Père Stern – Sa réponse est aussi lumineuse que simple : pour demeurer intégralement fidèle au donné révélé, il est absolument nécessaire d’apporter des précisions, lorsque de nouvelles questions surgissent. Ainsi au cinquième siècle, face à l’hérésie en présence, la définition imposée par le concile de Chalcédoine était « la seule véritable expression de la doctrine orthodoxe ». La suite de l’histoire le confirmera. Le monophysisme était né d’un enthousiasme mystique, d’une volonté de rigoureuse fidélité aux enseignements de saint Cyrille d’Alexandrie, chez qui on rencontre effectivement l’expression « monophysis = une seule nature ». Mais chez Cyrille le mot physis = nature n’a pas encore le sens précis qu’il prendra par la suite.

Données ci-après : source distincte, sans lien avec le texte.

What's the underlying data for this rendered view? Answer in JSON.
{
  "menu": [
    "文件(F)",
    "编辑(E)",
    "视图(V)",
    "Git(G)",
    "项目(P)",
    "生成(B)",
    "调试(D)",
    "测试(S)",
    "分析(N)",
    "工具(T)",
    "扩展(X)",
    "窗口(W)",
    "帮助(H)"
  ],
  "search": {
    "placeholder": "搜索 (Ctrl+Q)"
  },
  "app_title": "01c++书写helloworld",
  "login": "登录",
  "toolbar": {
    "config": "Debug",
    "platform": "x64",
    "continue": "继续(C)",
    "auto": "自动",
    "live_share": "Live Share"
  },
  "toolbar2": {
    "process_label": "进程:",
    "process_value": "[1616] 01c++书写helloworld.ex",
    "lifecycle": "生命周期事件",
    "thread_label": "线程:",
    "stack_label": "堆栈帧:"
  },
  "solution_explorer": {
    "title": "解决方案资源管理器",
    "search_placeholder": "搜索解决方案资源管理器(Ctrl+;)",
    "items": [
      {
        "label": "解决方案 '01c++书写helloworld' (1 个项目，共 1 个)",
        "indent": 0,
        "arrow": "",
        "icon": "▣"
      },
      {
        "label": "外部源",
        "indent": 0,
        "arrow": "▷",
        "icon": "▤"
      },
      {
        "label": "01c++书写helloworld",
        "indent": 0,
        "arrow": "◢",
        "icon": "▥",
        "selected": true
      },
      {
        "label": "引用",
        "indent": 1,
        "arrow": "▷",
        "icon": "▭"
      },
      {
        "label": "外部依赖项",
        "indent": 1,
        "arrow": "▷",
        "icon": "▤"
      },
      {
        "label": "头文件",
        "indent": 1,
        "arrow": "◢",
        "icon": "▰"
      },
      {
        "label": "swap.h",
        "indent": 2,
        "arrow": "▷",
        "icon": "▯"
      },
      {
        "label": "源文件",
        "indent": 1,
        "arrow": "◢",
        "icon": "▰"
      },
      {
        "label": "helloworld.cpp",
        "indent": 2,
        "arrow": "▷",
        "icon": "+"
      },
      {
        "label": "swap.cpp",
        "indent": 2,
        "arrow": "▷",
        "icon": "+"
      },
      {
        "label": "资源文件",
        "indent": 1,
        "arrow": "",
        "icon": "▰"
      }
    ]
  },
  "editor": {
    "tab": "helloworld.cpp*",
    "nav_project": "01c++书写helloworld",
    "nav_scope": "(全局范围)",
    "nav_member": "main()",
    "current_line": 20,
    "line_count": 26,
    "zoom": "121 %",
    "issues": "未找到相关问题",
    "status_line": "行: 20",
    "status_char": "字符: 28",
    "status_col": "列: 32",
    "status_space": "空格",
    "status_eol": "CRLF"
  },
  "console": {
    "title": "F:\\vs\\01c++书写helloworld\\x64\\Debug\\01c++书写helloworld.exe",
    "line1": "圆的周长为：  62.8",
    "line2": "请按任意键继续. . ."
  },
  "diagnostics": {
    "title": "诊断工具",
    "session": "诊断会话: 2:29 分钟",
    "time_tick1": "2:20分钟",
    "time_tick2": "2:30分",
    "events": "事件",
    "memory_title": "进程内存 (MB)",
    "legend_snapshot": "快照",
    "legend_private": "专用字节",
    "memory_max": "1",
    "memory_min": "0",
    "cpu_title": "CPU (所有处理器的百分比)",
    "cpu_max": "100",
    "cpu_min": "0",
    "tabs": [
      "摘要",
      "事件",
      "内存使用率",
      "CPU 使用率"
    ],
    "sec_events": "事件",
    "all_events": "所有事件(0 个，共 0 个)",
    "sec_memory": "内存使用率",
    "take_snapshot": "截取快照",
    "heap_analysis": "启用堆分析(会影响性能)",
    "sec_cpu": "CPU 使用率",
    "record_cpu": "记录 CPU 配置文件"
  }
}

En enseignant que, dans le Christ, il y a deux natures, ce fut en réalité le concile de Chalcédoine qui resta fidèle à saint Cyrille. Ceux qui refusaient cet enseignement, ont malheureusement trop souvent montré une faiblesse, constitutionnelle pour ainsi dire, qui les poussait à se joindre aux hérétiques.

Zenit – Une fois dans l’Eglise catholique, tout fut
-il facile pour Newman ?

(à suivre)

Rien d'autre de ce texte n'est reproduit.